The demands on display were layered: accountability from the government, action on repeated exam paper leaks, and justice for the 28 children whose deaths have become a rallying point at the site. Some in the crowd wanted Education Minister Dharmendra Pradhan to resign outright; others were more cautious, saying due process should run its course before anyone draws conclusions. What almost everyone agreed on, regardless of where they landed on specifics, was that the concerns being raised shouldn’t be brushed aside.
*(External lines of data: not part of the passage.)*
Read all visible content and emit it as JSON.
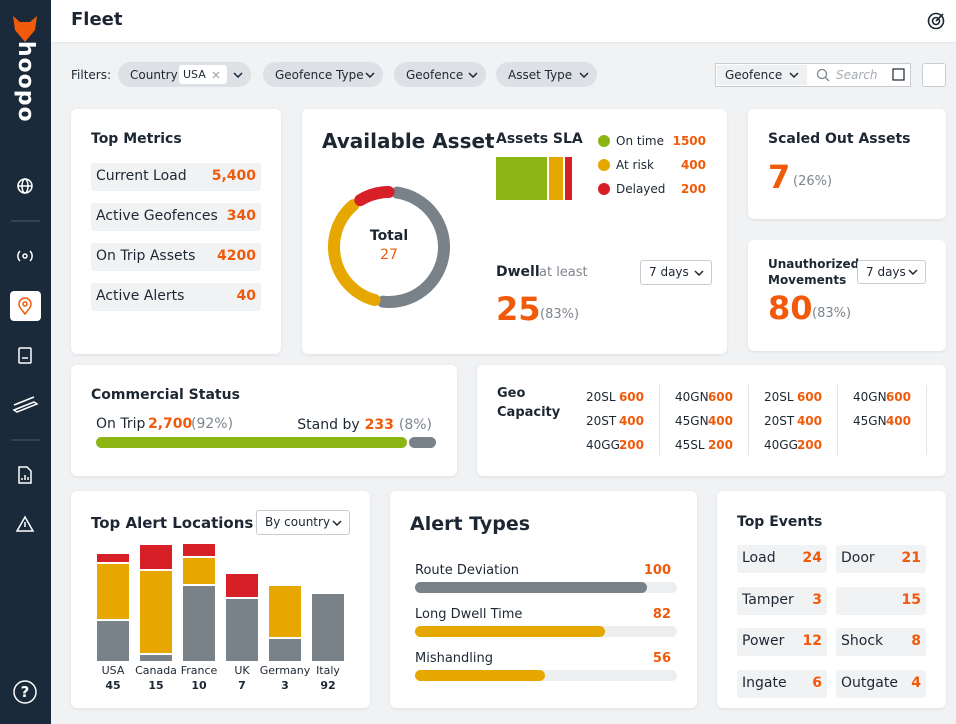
{
  "brand": "hoopo",
  "help": "?",
  "header": {
    "title": "Fleet"
  },
  "filters": {
    "label": "Filters:",
    "chips": [
      {
        "label": "Country",
        "value": "USA"
      },
      {
        "label": "Geofence Type"
      },
      {
        "label": "Geofence"
      },
      {
        "label": "Asset Type"
      }
    ],
    "select": "Geofence",
    "search": "Search"
  },
  "top_metrics": {
    "title": "Top Metrics",
    "items": [
      {
        "label": "Current Load",
        "value": "5,400"
      },
      {
        "label": "Active Geofences",
        "value": "340"
      },
      {
        "label": "On Trip Assets",
        "value": "4200"
      },
      {
        "label": "Active Alerts",
        "value": "40"
      }
    ]
  },
  "available_asset": {
    "title": "Available Asset",
    "total_label": "Total",
    "total": 27,
    "segments": [
      {
        "color": "#798189",
        "value": 14
      },
      {
        "color": "#e6a700",
        "value": 10
      },
      {
        "color": "#d61f26",
        "value": 3
      }
    ]
  },
  "assets_sla": {
    "title": "Assets SLA",
    "items": [
      {
        "label": "On time",
        "value": 1500,
        "color": "#8cb412"
      },
      {
        "label": "At risk",
        "value": 400,
        "color": "#e6a700"
      },
      {
        "label": "Delayed",
        "value": 200,
        "color": "#d61f26"
      }
    ]
  },
  "dwell": {
    "label": "Dwell",
    "qualifier": "at least",
    "period": "7 days",
    "value": 25,
    "percent": "(83%)"
  },
  "scaled_out": {
    "title": "Scaled Out Assets",
    "value": 7,
    "percent": "(26%)"
  },
  "unauthorized": {
    "title": "Unauthorized Movements",
    "period": "7 days",
    "value": 80,
    "percent": "(83%)"
  },
  "commercial": {
    "title": "Commercial Status",
    "items": [
      {
        "label": "On Trip",
        "value": 2700,
        "value_label": "2,700",
        "percent": "(92%)",
        "color": "#8cb412"
      },
      {
        "label": "Stand by",
        "value": 233,
        "percent": "(8%)",
        "color": "#798189"
      }
    ]
  },
  "geo": {
    "title": "Geo Capacity",
    "columns": [
      [
        {
          "code": "20SL",
          "value": 600
        },
        {
          "code": "20ST",
          "value": 400
        },
        {
          "code": "40GG",
          "value": 200
        }
      ],
      [
        {
          "code": "40GN",
          "value": 600
        },
        {
          "code": "45GN",
          "value": 400
        },
        {
          "code": "45SL",
          "value": 200
        }
      ],
      [
        {
          "code": "20SL",
          "value": 600
        },
        {
          "code": "20ST",
          "value": 400
        },
        {
          "code": "40GG",
          "value": 200
        }
      ],
      [
        {
          "code": "40GN",
          "value": 600
        },
        {
          "code": "45GN",
          "value": 400
        }
      ]
    ]
  },
  "alert_locations": {
    "title": "Top Alert Locations",
    "filter": "By country",
    "categories": [
      "USA",
      "Canada",
      "France",
      "UK",
      "Germany",
      "Italy"
    ],
    "counts": [
      45,
      15,
      10,
      7,
      3,
      92
    ],
    "series": [
      {
        "color": "#798189",
        "values": [
          40,
          6,
          75,
          62,
          22,
          67
        ]
      },
      {
        "color": "#e6a700",
        "values": [
          55,
          82,
          26,
          0,
          51,
          0
        ]
      },
      {
        "color": "#d61f26",
        "values": [
          8,
          24,
          12,
          23,
          0,
          0
        ]
      }
    ]
  },
  "alert_types": {
    "title": "Alert Types",
    "items": [
      {
        "label": "Route Deviation",
        "value": 100,
        "color": "#798189"
      },
      {
        "label": "Long Dwell Time",
        "value": 82,
        "color": "#e6a700"
      },
      {
        "label": "Mishandling",
        "value": 56,
        "color": "#e6a700"
      }
    ]
  },
  "top_events": {
    "title": "Top Events",
    "items": [
      {
        "label": "Load",
        "value": 24
      },
      {
        "label": "Door",
        "value": 21
      },
      {
        "label": "Tamper",
        "value": 3
      },
      {
        "label": null,
        "value": 15
      },
      {
        "label": "Power",
        "value": 12
      },
      {
        "label": "Shock",
        "value": 8
      },
      {
        "label": "Ingate",
        "value": 6
      },
      {
        "label": "Outgate",
        "value": 4
      }
    ]
  }
}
The Man at the Centre of It

At the heart of the protest is Sonam Wangchuk — the Ladakh-based engineer-turned-activist whose earlier work inspired a character in 3 Idiots, and who has, by this point, built a long track record of using hunger strikes to force attention onto causes he believes are being ignored. He’s fasted before over Ladakh’s demand for statehood and constitutional safeguards; this time, the fast is in solidarity with a very different, much younger movement.

Wangchuk began an indefinite hunger strike on June 28, in support of Abhijeet Dipke, the founder of the youth-led Cockroach Janta Party (CJP), who has been staging his own sit-in at the same site demanding Pradhan’s resignation over the paper leaks that disrupted a major national entrance exam earlier this year. By July 14, Wangchuk was 17 days in, visibly weaker, and — according to those around him — still refusing to stop despite mounting concern over his health. Opposition leaders have publicly urged him to end the fast; the government and Pradhan’s ministry have not issued a detailed public response to the specific demand for his resignation.
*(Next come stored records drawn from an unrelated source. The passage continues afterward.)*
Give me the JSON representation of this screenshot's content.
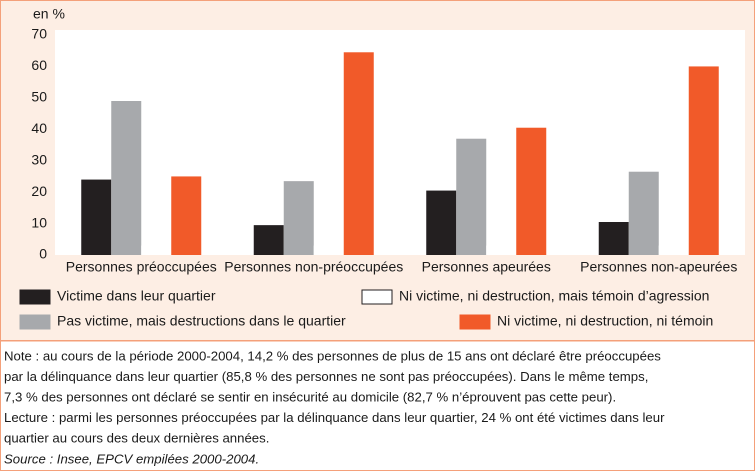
{
  "chart_data": {
    "type": "bar",
    "ylabel": "en %",
    "categories": [
      "Personnes préoccupées",
      "Personnes non-préoccupées",
      "Personnes apeurées",
      "Personnes non-apeurées"
    ],
    "series": [
      {
        "name": "Victime dans leur quartier",
        "color": "#231f20",
        "values": [
          24,
          9.5,
          20.5,
          10.5
        ]
      },
      {
        "name": "Pas victime, mais destructions dans le quartier",
        "color": "#a7a9ac",
        "values": [
          49,
          23.5,
          37,
          26.5
        ]
      },
      {
        "name": "Ni victime, ni destruction, mais témoin d’agression",
        "color": "#ffffff",
        "values": [
          3,
          3,
          3,
          3
        ]
      },
      {
        "name": "Ni victime, ni destruction, ni témoin",
        "color": "#f15a29",
        "values": [
          25,
          64.5,
          40.5,
          60
        ]
      }
    ],
    "ylim": [
      0,
      70
    ],
    "yticks": [
      0,
      10,
      20,
      30,
      40,
      50,
      60,
      70
    ],
    "grid": false,
    "notes": [
      "Note : au cours de la période 2000-2004, 14,2 % des personnes de plus de 15 ans ont déclaré être préoccupées",
      "par la délinquance dans leur quartier (85,8 % des personnes ne sont pas préoccupées). Dans le même temps,",
      "7,3 % des personnes ont déclaré se sentir en insécurité au domicile (82,7 % n’éprouvent pas cette peur).",
      "Lecture : parmi les personnes préoccupées par la délinquance dans leur quartier, 24 % ont été victimes dans leur",
      "quartier au cours des deux dernières années."
    ],
    "source": "Source : Insee, EPCV empilées 2000-2004."
  }
}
It’s worth noting the protest hasn’t been treated as adversarial in a physical sense — there’s been no attempt by police to shut the site down, and organisers describe it as remaining peaceful throughout, even as tensions and health concerns have grown.

What Students Actually Came to Say

For a lot of the younger people at Jantar Mantar, the paper leaks are the part that stings personally. Several aspirants described sleepless nights, months of preparation, and the particular kind of disappointment that comes from finding out an exam you’d built your year around may have been compromised before you even sat for it. Nobody framed it as asking for sympathy. The ask, repeatedly, was simpler than that — just a fair shot at competing on equal terms.
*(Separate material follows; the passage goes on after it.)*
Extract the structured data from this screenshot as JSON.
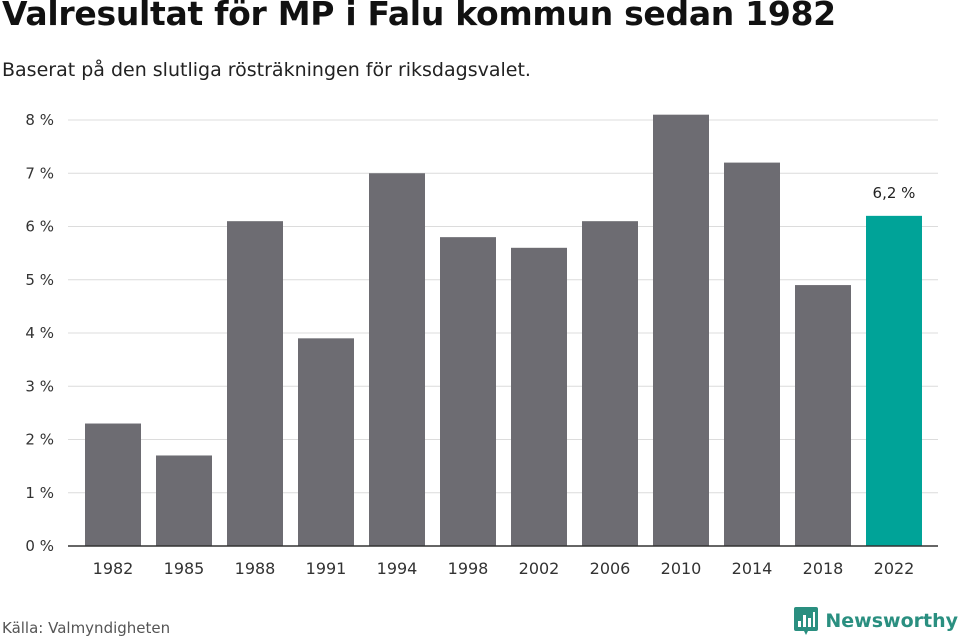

Satire, Cameras, and a Cockroach Costume

Not everything at the site was solemn. One participant showed up dressed as a cockroach — a nod to the CJP’s name and branding — using humour and satire to pull people into a conversation they might otherwise have scrolled past. It worked; the costume drew a crowd of its own and got people talking, which is arguably the entire point of protest theatre like this.

Political leaders, social activists, and a steady rotation of media crews moved through the ground throughout the day, collecting opinions that ranged from calls for immediate resignation to appeals for slower, structural reform. If there was one thing the day made clear, it’s that this movement — organised loosely, without the usual party structure — contains a lot more disagreement within it than outside coverage sometimes suggests.

A Quiet Moment for the Children Who Didn’t Come Home

The gathering’s most emotional stretch came during the tribute to the 28 children who died — moments of silence, posters held up in the crowd, and a shared, unspoken hope that whatever failures led to those deaths don’t repeat themselves. The noise of the protest fell away for those few minutes in a way that stood out against everything else happening around it.

What Comes Next

As of mid-July, the situation remains unresolved: Wangchuk continues his fast, CJP has reportedly been preparing supporters for a march to Parliament later in the month, and the government has yet to signal any change in position on Pradhan’s resignation. Whether the strike ends through negotiation, health complications, or simply the pressure of public attention is, at this point, still an open question.

What’s clear from the ground is that this isn’t a single-issue protest anymore. It’s become a meeting point for several unresolved grievances — exam integrity, accountability, and a broader frustration with institutions many young protesters feel have stopped listening — all converging, for now, on one man’s decision to keep fasting until something changes.